The Real Issue Isn’t Aubrey Plaza Moving On—It’s That We Think She Needs Permission
Gender roles shape how loss is experienced—and how people are expected to grieve
Aubrey Plaza poses for photographers upon arrival at the premiere of the film 'Honey Don't!' at the 78th international film festival, Cannes, southern France, Friday, May 23, 2025. (Photo by Scott A Garfitt/Invision/AP) Credit: Associated Press
Aubrey Plaza has recently become the center of a conversation that reveals a deeper cultural double standard— one that shapes how men and women are expected to move on after loss. The 41-year-old actress recently confirmed she is expecting her first child with her boyfriend, actor Christopher Abbott, just over a year after the death of her late husband, Jeff Baena.
While most outlets have framed the announcement as exciting news, reactions online have also surfaced a familiar pattern: questions about timing, speculation about grief, and commentary on whether it’s “too soon” for her to move on.
In the months following Baena’s death, public discourse already blurred the line between fact and assumption. People began speculating about whether the split played a role in his death by suicide—as if Plaza were somehow responsible. Now, with the news of her pregnancy, the scrutiny has resurfaced and less about what she’s gone through, and more about how she’s choosing to live after it.

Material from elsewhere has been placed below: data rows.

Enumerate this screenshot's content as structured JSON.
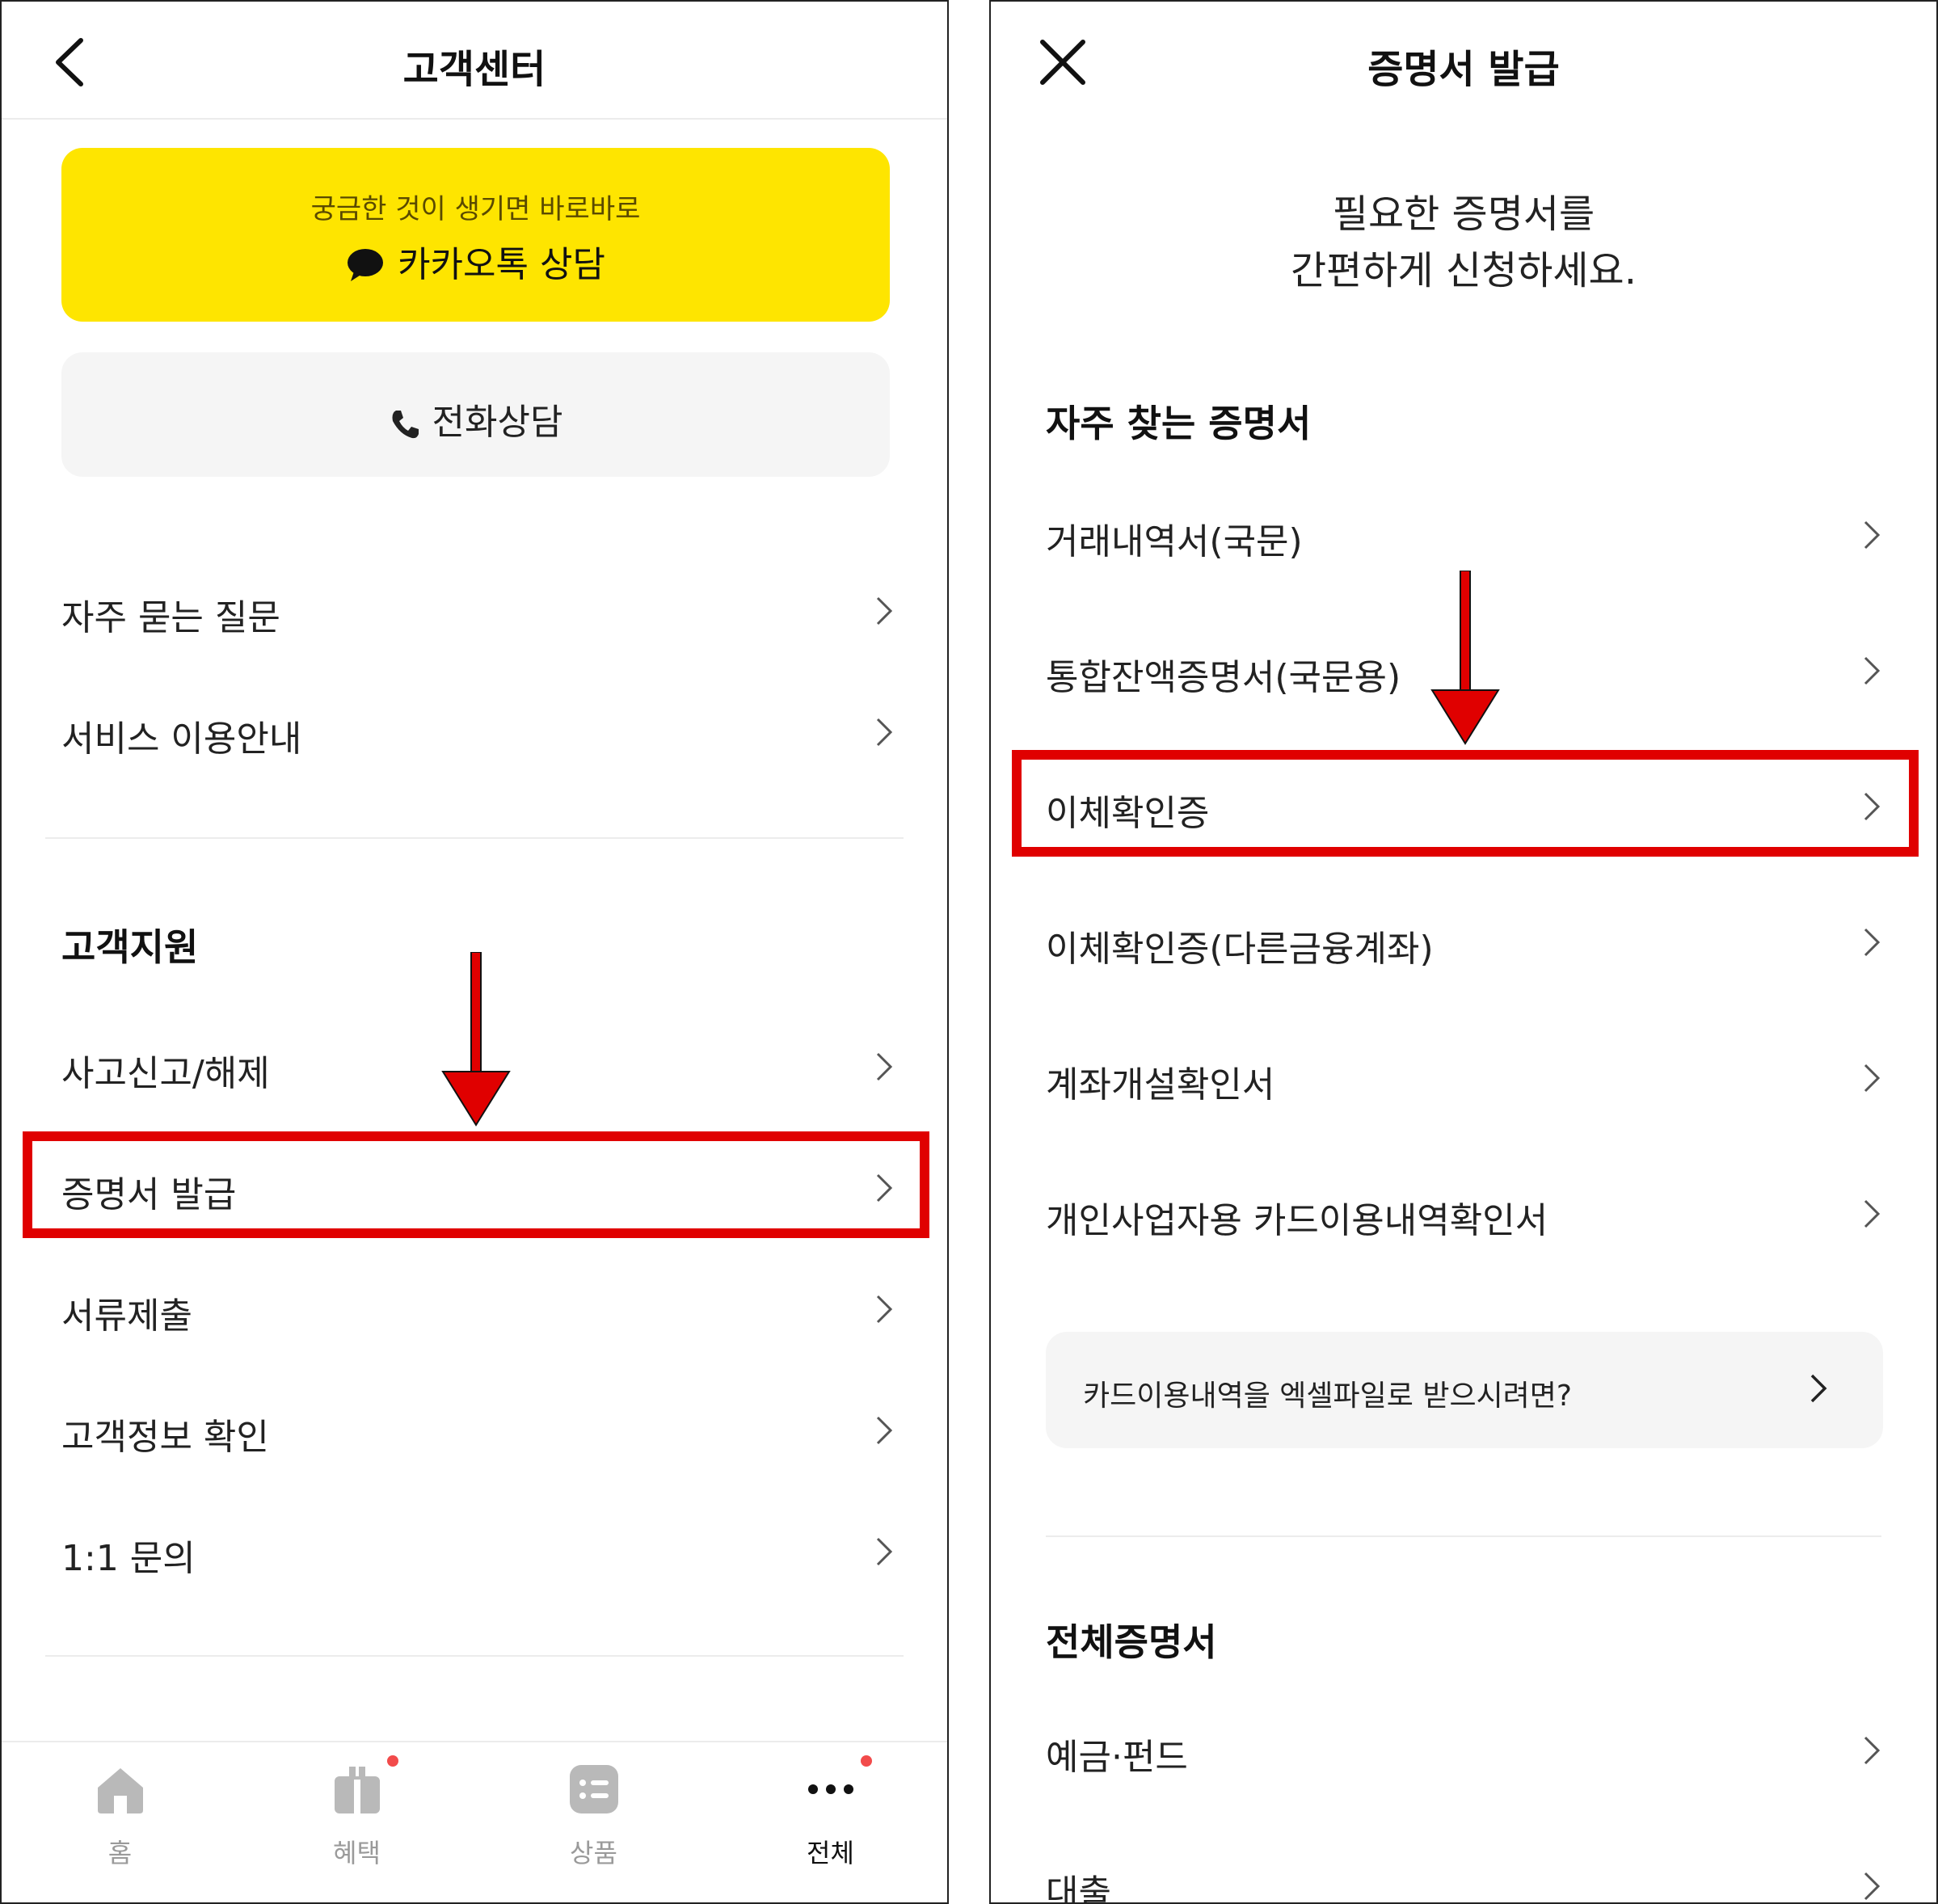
{
  "left": {
    "header": {
      "title": "고객센터"
    },
    "kakao": {
      "subtitle": "궁금한 것이 생기면 바로바로",
      "label": "카카오톡 상담"
    },
    "phone": {
      "label": "전화상담"
    },
    "menu1": [
      "자주 묻는 질문",
      "서비스 이용안내"
    ],
    "support": {
      "title": "고객지원",
      "items": [
        "사고신고/해제",
        "증명서 발급",
        "서류제출",
        "고객정보 확인",
        "1:1 문의"
      ]
    },
    "nav": [
      {
        "label": "홈",
        "icon": "home-icon",
        "badge": false,
        "active": false
      },
      {
        "label": "혜택",
        "icon": "gift-icon",
        "badge": true,
        "active": false
      },
      {
        "label": "상품",
        "icon": "list-icon",
        "badge": false,
        "active": false
      },
      {
        "label": "전체",
        "icon": "more-icon",
        "badge": true,
        "active": true
      }
    ]
  },
  "right": {
    "header": {
      "title": "증명서 발급"
    },
    "intro": {
      "line1": "필요한 증명서를",
      "line2": "간편하게 신청하세요."
    },
    "frequent": {
      "title": "자주 찾는 증명서",
      "items": [
        "거래내역서(국문)",
        "통합잔액증명서(국문용)",
        "이체확인증",
        "이체확인증(다른금융계좌)",
        "계좌개설확인서",
        "개인사업자용 카드이용내역확인서"
      ]
    },
    "excel": {
      "label": "카드이용내역을 엑셀파일로 받으시려면?"
    },
    "all": {
      "title": "전체증명서",
      "items": [
        "예금·펀드",
        "대출"
      ]
    }
  },
  "colors": {
    "kakao_yellow": "#FEE500",
    "highlight_red": "#E00000",
    "badge_red": "#F24B4B"
  }
}
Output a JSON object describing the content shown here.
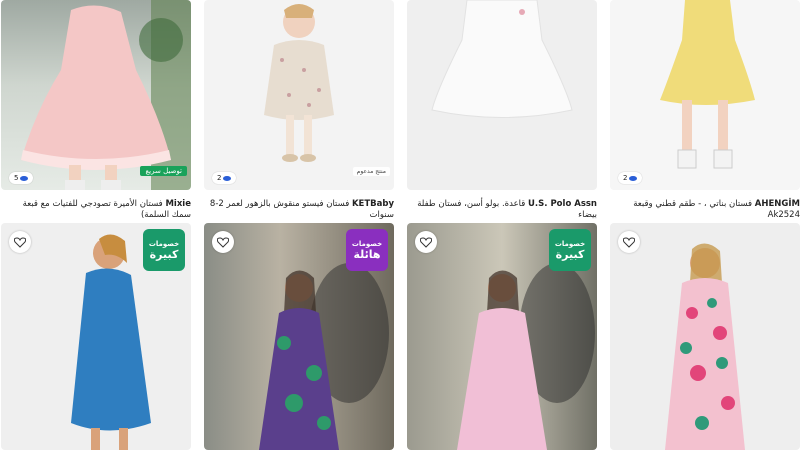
{
  "colors": {
    "green_deal": "#1a9a6a",
    "purple_deal": "#8a2fbf",
    "fast_tag": "#19a25a"
  },
  "row1": [
    {
      "count": "5",
      "tag": "توصيل سريع",
      "brand": "Mixie",
      "title": "فستان الأميرة تصودجي للفتيات مع قبعة سمك السلمة)"
    },
    {
      "count": "2",
      "tag": "منتج مدعوم",
      "brand": "KETBaby",
      "title": "فستان فيستو منقوش بالزهور لعمر 2-8 سنوات"
    },
    {
      "brand": "U.S. Polo Assn",
      "title": "قاعدة. بولو أسن، فستان طفلة بيضاء"
    },
    {
      "count": "2",
      "brand": "AHENGİM",
      "title": "فستان بناتي ، - طقم قطني وقبعة Ak2524"
    }
  ],
  "row2": [
    {
      "deal_line1": "خصومات",
      "deal_line2": "كبيرة"
    },
    {
      "deal_line1": "خصومات",
      "deal_line2": "هائلة"
    },
    {
      "deal_line1": "خصومات",
      "deal_line2": "كبيرة"
    },
    {}
  ]
}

What’s frustrating is that male widowers are rarely expected to remain alone. It’s widely understood that they will eventually move on. There’s even an entire rom-com built around that idea—Sleepless in Seattle, where the world roots for a widowed man (played by Tom Hanks) to find love again. His healing is framed as hopeful.
But when the roles are reversed, a woman’s healing is often treated as something to be questioned. There’s an expectation that she should mourn longer, remain loyal to her deceased partner, and not appear “too happy too soon.”
These cultural norms often pressure women into extended periods of mourning—and even isolation—because of the belief that if a woman moves on “too quickly,” she must not have truly cared for her partner, or worse, that she’s being opportunistic, selfish, or disrespectful. This is despite the fact that male widows are widely known to move on at higher rates.
According to studies, widowed men are significantly more likely to remarry than widowed women. While some may argue that men simply need companionship or sex more than women, the reality is far more complex—rooted in societal pressure and long-standing expectations around emotional labor.
Gender roles shape how loss is experienced—and how people are expected to grieve. Men often rely more heavily on partners for emotional support and domestic stability, while women are more likely to maintain social networks and manage emotional labor on their own. Because of this, men are often encouraged—or even expected—to seek out love again, while women are expected to simply endure loss more quietly and for longer.
What’s even more telling is how closely a woman’s “goodness” is often tied to loyalty. For widows— and even women post-breakup—that loyalty is often measured by how long she mourns and how visibly affected she appears. Moving forward becomes something she has to justify, rather than something she’s allowed to do.
Plaza moving on, finding love, and becoming pregnant a little over a year after her husband’s death is less about timing and more about who is allowed to move forward without explanation. She and Baena had been separated prior to his death, and we like any relationship, their full story is not public knowledge. But even beyond that, no one outside of that experience has the authority to define what “too soon” means.
Instead of judging her, the conversation should shift toward understanding what it means to hold both loss and renewal at once. Because the reality is, life doesn’t pause for loss, it reshapes around it.
At the end of the day, this isn’t really about Aubrey Plaza—it’s about the discomfort we still have with women moving forward on their own terms. Grief doesn’t follow a timeline, and neither does healing.
The real question isn’t whether she moved on “too soon,” but why we still feel entitled to decide what that timeline should look like for her in the first place. If we really believe women deserve autonomy, then that has to include how they grieve, heal, and move on. Anything less isn’t accountability—it’s control.